Kritik und Erlösung bei William Blake  |  | William Blake, Europa, eine Prophezeiung, 1794 | |
Nach fast 50 Jahre widmet die Hamburger Kunsthalle William Blake erneut eine Einzelschau. Damit ist erst zum zweiten Mal in Deutschland eine Ausstellung zu dem 1757 geborenen und 1827 verstorbenen britischen Zeichner, Grafiker und Dichter zu sehen, die in Zusammenarbeit mit dem Fitzwilliam Museum der University of Cambridge entstand. Das Kuratorenteam Andreas Stolzenburg, David Bindman und Esther Chadwick setzen Blakes Œuvre anhand von rund 90 Arbeiten auf Papier in Bezug zu ausgewählten Arbeiten europäischer Zeitgenossen, sodass insgesamt etwa 170 Exponate in Hamburg versammelt sind. Erstmals werden sämtliche Blake-Bestände des Fitzwilliam Museums und das Vermächtnis des bekannten Blake-Sammlers Geoffrey Keynes öffentlich präsentiert. In der Schau wollen die Kurator*innen darlegen, dass William Blake ein wahrhafter Europäer war, obwohl er Großbritannien nie verließ.

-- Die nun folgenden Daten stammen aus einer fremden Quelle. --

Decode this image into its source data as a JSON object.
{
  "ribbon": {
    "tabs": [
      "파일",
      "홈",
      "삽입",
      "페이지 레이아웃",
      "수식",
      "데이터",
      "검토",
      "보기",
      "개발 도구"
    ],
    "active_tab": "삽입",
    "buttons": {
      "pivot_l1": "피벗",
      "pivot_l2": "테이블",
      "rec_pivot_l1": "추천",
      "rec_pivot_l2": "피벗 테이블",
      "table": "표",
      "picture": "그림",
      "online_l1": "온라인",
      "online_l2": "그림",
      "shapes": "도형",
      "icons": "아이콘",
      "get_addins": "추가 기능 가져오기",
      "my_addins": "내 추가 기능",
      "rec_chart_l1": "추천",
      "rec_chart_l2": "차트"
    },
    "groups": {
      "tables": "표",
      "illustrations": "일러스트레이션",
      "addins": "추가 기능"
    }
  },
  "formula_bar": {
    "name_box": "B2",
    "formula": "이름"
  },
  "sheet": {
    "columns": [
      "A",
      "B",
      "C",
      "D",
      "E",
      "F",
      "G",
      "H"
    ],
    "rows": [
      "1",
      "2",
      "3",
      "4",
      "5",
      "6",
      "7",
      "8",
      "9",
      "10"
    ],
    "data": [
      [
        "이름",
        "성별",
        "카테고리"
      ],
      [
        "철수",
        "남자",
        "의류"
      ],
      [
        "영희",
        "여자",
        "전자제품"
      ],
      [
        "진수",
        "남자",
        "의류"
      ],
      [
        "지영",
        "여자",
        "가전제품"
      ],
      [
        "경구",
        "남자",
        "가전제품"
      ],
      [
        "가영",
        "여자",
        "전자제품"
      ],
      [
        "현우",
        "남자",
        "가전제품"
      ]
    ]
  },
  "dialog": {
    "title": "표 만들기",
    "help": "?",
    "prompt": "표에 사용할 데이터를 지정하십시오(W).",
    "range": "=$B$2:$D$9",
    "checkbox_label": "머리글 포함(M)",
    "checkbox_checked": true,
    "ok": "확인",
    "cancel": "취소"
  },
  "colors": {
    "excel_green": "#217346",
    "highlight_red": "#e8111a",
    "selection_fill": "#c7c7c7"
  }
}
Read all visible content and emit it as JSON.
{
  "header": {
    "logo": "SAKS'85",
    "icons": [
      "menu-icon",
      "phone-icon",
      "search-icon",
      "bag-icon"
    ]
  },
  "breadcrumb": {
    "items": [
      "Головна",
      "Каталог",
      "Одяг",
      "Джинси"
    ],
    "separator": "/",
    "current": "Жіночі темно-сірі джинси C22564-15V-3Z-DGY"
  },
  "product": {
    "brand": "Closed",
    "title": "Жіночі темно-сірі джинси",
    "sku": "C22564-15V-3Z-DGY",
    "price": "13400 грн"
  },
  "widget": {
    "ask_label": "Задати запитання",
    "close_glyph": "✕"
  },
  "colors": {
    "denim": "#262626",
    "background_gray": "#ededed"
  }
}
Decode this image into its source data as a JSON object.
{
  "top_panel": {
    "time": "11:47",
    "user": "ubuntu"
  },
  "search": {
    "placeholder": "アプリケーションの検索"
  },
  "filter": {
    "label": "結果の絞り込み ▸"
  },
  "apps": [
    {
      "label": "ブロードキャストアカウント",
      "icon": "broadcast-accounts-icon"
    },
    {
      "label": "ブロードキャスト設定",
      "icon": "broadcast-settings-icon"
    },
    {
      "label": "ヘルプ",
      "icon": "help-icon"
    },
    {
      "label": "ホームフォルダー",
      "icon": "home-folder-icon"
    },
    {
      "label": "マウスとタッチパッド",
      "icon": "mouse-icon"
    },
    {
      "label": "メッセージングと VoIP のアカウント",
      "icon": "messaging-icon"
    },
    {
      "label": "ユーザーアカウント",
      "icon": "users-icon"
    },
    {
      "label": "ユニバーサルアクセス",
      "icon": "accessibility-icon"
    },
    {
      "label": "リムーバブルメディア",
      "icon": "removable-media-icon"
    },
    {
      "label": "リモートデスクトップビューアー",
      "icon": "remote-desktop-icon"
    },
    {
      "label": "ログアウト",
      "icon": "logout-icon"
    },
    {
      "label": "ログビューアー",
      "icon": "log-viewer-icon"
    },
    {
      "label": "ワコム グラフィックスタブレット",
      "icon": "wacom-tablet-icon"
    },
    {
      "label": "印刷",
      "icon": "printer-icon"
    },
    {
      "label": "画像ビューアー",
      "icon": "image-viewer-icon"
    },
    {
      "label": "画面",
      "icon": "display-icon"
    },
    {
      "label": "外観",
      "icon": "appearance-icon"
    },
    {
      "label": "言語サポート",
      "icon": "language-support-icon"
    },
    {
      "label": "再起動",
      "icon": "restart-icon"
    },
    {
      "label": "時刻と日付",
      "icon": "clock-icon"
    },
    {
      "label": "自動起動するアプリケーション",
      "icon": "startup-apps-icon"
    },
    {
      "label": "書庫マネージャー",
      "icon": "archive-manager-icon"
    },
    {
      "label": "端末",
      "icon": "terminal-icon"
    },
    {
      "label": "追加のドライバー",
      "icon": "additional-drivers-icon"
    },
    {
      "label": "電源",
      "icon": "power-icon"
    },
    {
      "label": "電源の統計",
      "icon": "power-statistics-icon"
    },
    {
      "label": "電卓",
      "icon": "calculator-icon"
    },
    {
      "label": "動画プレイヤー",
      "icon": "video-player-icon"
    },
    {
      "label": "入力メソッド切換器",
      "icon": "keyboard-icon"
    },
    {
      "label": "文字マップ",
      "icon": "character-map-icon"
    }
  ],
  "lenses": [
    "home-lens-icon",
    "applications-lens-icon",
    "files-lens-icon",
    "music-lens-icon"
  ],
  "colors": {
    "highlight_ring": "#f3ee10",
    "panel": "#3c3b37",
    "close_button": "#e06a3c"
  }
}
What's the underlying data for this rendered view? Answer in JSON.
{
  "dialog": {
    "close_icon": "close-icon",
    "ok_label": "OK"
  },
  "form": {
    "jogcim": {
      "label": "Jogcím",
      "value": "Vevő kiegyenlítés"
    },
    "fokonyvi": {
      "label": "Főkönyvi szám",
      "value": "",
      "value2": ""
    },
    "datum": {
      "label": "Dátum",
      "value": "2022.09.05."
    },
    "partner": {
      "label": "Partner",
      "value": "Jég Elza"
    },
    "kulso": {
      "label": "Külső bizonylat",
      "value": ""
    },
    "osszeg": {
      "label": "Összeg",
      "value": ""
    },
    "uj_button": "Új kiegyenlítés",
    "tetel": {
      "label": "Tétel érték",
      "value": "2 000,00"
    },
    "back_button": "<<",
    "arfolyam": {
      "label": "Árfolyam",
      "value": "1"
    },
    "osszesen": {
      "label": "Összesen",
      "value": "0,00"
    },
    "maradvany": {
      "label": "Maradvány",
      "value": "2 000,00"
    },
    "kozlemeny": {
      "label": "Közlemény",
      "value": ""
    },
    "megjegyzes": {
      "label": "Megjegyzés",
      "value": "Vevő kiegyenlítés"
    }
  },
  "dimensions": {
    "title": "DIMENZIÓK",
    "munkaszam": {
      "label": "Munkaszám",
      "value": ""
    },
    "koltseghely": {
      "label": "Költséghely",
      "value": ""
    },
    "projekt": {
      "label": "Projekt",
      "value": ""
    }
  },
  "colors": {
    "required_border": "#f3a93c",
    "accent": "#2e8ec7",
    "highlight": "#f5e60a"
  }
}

Blake lebte um 1800 in einer Zeit der Revolutionen und Kriege in Europa, der Sklaverei in den europäischen Kolonien und der Unterdrückung in Großbritannien. In seinen Arbeiten verknüpfte er seine Kritik an der damaligen Welt mit einer Vision von universeller Erlösung. Blake studierte an der Royal Academy of Arts in London und erhielt hier eine akademische Ausbildung, die antiken und italienischen Vorbildern verpflichtet war. So beschäftigte er sich mit der Antike und der Renaissance und begeisterte sich für die mystische Bildwelt der frühen Neuzeit. Zudem setzte er sich mit der Amerikanischen und der Französischen Revolution auseinander.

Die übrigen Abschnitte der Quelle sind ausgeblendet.